As bar on non-filers lifted, car sales may go up

Investors cheer the news; stocks of carmakers hit the upper lock

Representational image. PHOTO: REUTERS

KARACHI:
The three existing Japanese car manufacturers in Pakistan and new entrants in the industry have heaved a sigh of relief after the government withdrew the restriction on new vehicle purchase by non-filers of tax returns.

One of the three carmakers said the bar on non-filers had badly hit its sales in first seven months of the current fiscal year 2018-19 and the removal of the condition would help it to return to the growth path.

“The government’s decision will help the company recover the lost 35% sales in the next three to four months,” Pak Suzuki Motor Company spokesman Shafiq Ahmad Shaikh told The Express Tribune.

“We really appreciate it as this is an encouraging step; the lifting of the ban on non-filers will definitely increase sales, growth and job opportunities in the auto industry,” he added. The previous Pakistan Muslim League-Nawaz (PML-N) government imposed the condition from July 1, 2018 through the budget for fiscal year 2018-19. It led to a drop of around 35% in sales of Pak Suzuki Motor Company alone in the current financial year so far, he said.

Later in January 2019, the Pakistan Tehreek-e-Insaf (PTI) government, which came to power in August 2018 - eased the condition, permitting non-filers of tax returns to buy up to 1,300cc new cars in the second mini-budget.

The Finance Supplementary (Second Amendment) Bill 2019, which was endorsed by the National Assembly on Wednesday, completely withdrew the restriction, allowing non-filers to buy new vehicles of any engine capacity. However, the relief is only applicable to locally manufactured vehicles.

After the announcement of the relief, share prices of the three Japanese carmakers hit their upper limits of 5% at the Pakistan Stock Exchange on Thursday.

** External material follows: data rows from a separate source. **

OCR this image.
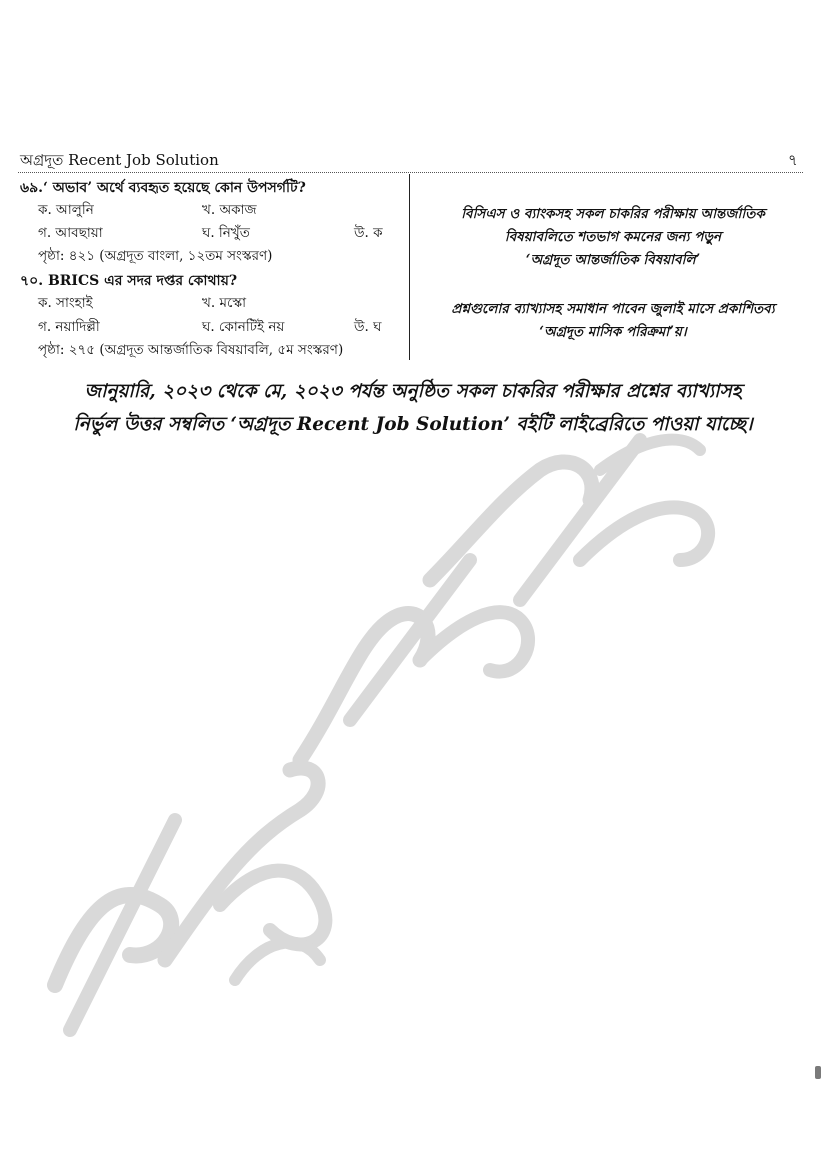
অগ্রদূত Recent Job Solution	৭
৬৯.‘ অভাব’ অর্থে ব্যবহৃত হয়েছে কোন উপসর্গটি?
ক. আলুনি	খ. অকাজ
গ. আবছায়া	ঘ. নিখুঁত	উ. ক
পৃষ্ঠা: ৪২১ (অগ্রদূত বাংলা, ১২তম সংস্করণ)
৭০. BRICS এর সদর দপ্তর কোথায়?
ক. সাংহাই	খ. মস্কো
গ. নয়াদিল্লী	ঘ. কোনটিই নয়	উ. ঘ
পৃষ্ঠা: ২৭৫ (অগ্রদূত আন্তর্জাতিক বিষয়াবলি, ৫ম সংস্করণ)
বিসিএস ও ব্যাংকসহ সকল চাকরির পরীক্ষায় আন্তর্জাতিক
বিষয়াবলিতে শতভাগ কমনের জন্য পড়ুন
‘অগ্রদূত আন্তর্জাতিক বিষয়াবলি’
প্রশ্নগুলোর ব্যাখ্যাসহ সমাধান পাবেন জুলাই মাসে প্রকাশিতব্য
‘অগ্রদূত মাসিক পরিক্রমা’য়।
জানুয়ারি, ২০২৩ থেকে মে, ২০২৩ পর্যন্ত অনুষ্ঠিত সকল চাকরির পরীক্ষার প্রশ্নের ব্যাখ্যাসহ
নির্ভুল উত্তর সম্বলিত ‘অগ্রদূত Recent Job Solution’ বইটি লাইব্রেরিতে পাওয়া যাচ্ছে।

“Stocks of Honda Atlas Cars, Indus Motor and Pak Suzuki Motor Company closed at their respective upper caps as investors reacted positively to the removal of law barring non-filers from purchasing new motor vehicles,” Topline Securities said in its report.

“We believe this latest amendment will be positive for the auto sector. However, this step, we believe, will counter government’s continued efforts to bring more people in the tax net,” it said.

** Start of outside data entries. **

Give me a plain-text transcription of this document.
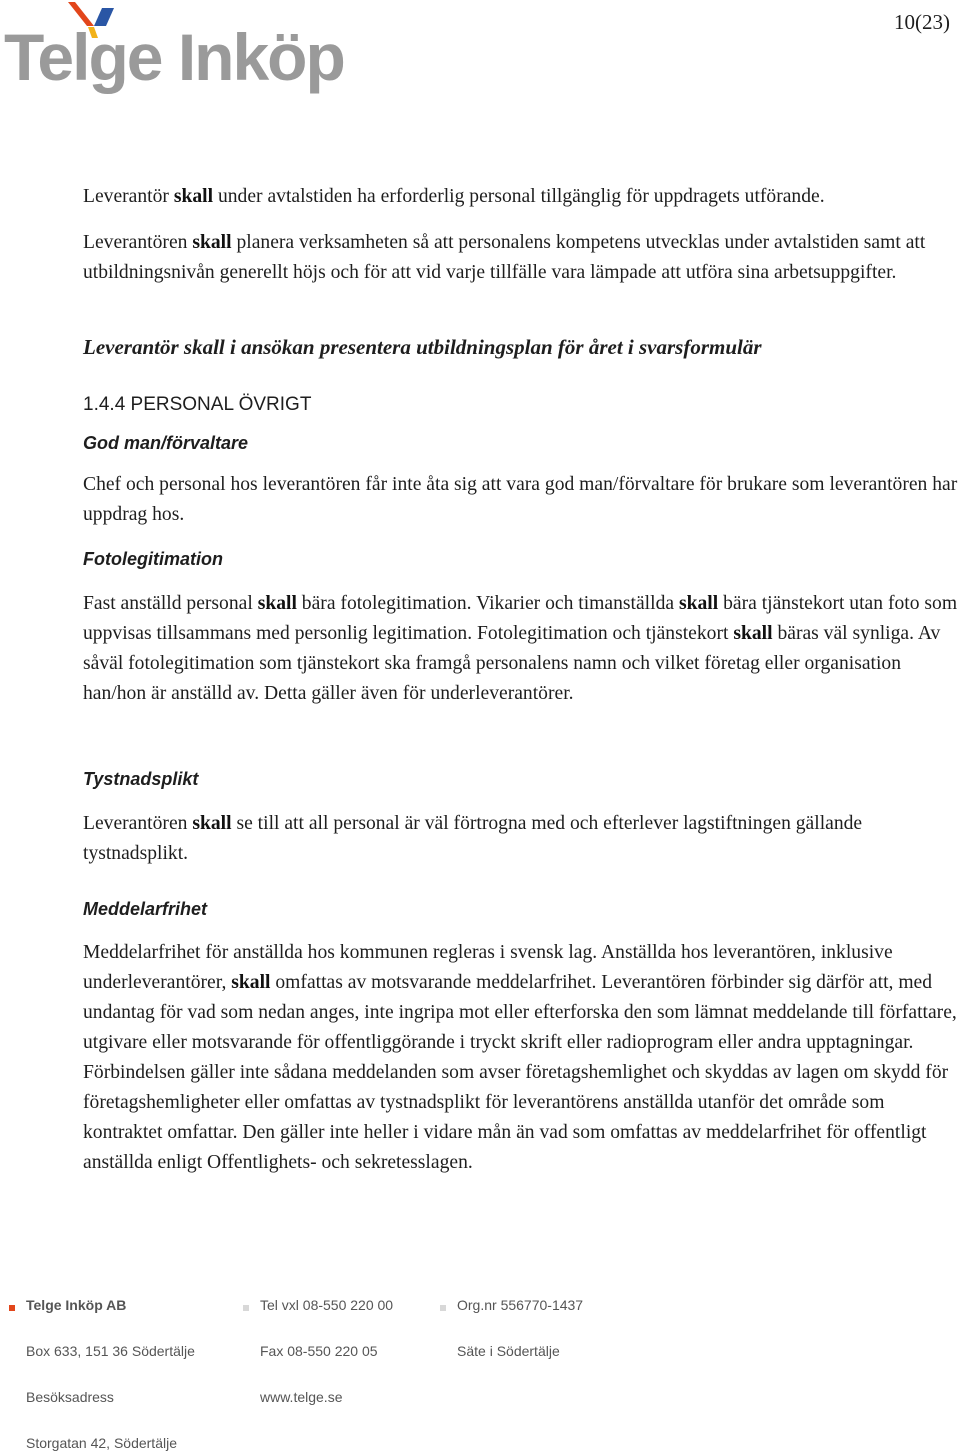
Telge Inköp	10(23)

Leverantör skall under avtalstiden ha erforderlig personal tillgänglig för uppdragets utförande.

Leverantören skall planera verksamheten så att personalens kompetens utvecklas under avtalstiden samt att utbildningsnivån generellt höjs och för att vid varje tillfälle vara lämpade att utföra sina arbetsuppgifter.

Leverantör skall i ansökan presentera utbildningsplan för året i svarsformulär

1.4.4 PERSONAL ÖVRIGT

God man/förvaltare

Chef och personal hos leverantören får inte åta sig att vara god man/förvaltare för brukare som leverantören har uppdrag hos.

Fotolegitimation

Fast anställd personal skall bära fotolegitimation. Vikarier och timanställda skall bära tjänstekort utan foto som uppvisas tillsammans med personlig legitimation. Fotolegitimation och tjänstekort skall bäras väl synliga. Av såväl fotolegitimation som tjänstekort ska framgå personalens namn och vilket företag eller organisation han/hon är anställd av. Detta gäller även för underleverantörer.

Tystnadsplikt

Leverantören skall se till att all personal är väl förtrogna med och efterlever lagstiftningen gällande tystnadsplikt.

Meddelarfrihet

Meddelarfrihet för anställda hos kommunen regleras i svensk lag. Anställda hos leverantören, inklusive underleverantörer, skall omfattas av motsvarande meddelarfrihet. Leverantören förbinder sig därför att, med undantag för vad som nedan anges, inte ingripa mot eller efterforska den som lämnat meddelande till författare, utgivare eller motsvarande för offentliggörande i tryckt skrift eller radioprogram eller andra upptagningar. Förbindelsen gäller inte sådana meddelanden som avser företagshemlighet och skyddas av lagen om skydd för företagshemligheter eller omfattas av tystnadsplikt för leverantörens anställda utanför det område som kontraktet omfattar. Den gäller inte heller i vidare mån än vad som omfattas av meddelarfrihet för offentligt anställda enligt Offentlighets- och sekretesslagen.

Telge Inköp AB	Tel vxl 08-550 220 00	Org.nr 556770-1437
Box 633, 151 36 Södertälje	Fax 08-550 220 05	Säte i Södertälje
Besöksadress	www.telge.se
Storgatan 42, Södertälje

Approximately 25% of auto sales in Pakistan were in the 1,300cc or above category, it estimated.


The new development would particularly be positive for Honda Atlas Cars followed by Indus Motor and Pak Suzuki Motor Company, it said.

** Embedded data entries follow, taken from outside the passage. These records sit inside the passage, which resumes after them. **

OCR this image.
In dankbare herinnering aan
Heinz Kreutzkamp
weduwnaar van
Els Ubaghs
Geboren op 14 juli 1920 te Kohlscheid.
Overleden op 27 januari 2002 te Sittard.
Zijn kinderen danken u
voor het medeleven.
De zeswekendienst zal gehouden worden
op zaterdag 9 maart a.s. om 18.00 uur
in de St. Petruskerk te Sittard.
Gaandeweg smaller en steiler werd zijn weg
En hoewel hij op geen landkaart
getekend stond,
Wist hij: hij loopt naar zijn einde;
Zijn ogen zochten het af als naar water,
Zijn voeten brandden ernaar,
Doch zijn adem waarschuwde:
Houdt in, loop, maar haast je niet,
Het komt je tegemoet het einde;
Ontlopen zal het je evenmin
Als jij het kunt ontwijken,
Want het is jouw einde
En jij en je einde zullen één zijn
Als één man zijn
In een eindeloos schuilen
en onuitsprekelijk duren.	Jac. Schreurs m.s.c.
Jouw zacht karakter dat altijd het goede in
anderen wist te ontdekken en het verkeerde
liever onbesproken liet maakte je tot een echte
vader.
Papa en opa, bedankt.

“Honda Atlas Cars sells all of its vehicles in categories above 1,300cc engine capacity while Indus Motor and Pak Suzuki sell approximately 50% and 3% respectively in 1,300cc and above engine categories,” it said.

FED to impact negatively

Moreover, in January, while presenting the economic reforms package, a 10% federal excise duty (FED) was imposed on 1,800cc and above engine capacity cars, which was almost neutral for the sector as approximately 4% of its sales were in 1,800cc or above engine capacity categories.

“However, now the 10% FED has been imposed on cars of 1,700cc and above engine capacities, which will be negative for the sector,” it said.

“This additional measure will have the most impact on Honda, which sells almost 45% of its cars, ie Civic, in the 1,700cc and above categories. However, the increase in prices of Civic will result in likely sales push for the company’s City, which comes in 1,300cc and 1,500cc capacities. Also, the introduction of a lower engine capacity Civic cannot be ruled out.”

According to Topline Securities, around 24% of Indus Motor sales are in 1,700cc and above categories, which will be affected. However, Indus already has a 1,600cc variant for its top-of-the-line Toyota model, which it is expected to market aggressively.

“We believe that these additional amendments will be net negative for Honda and will be positive for Indus and Pak Suzuki Motor,” the brokerage house said.

Published in The Express Tribune, March 8th, 2019.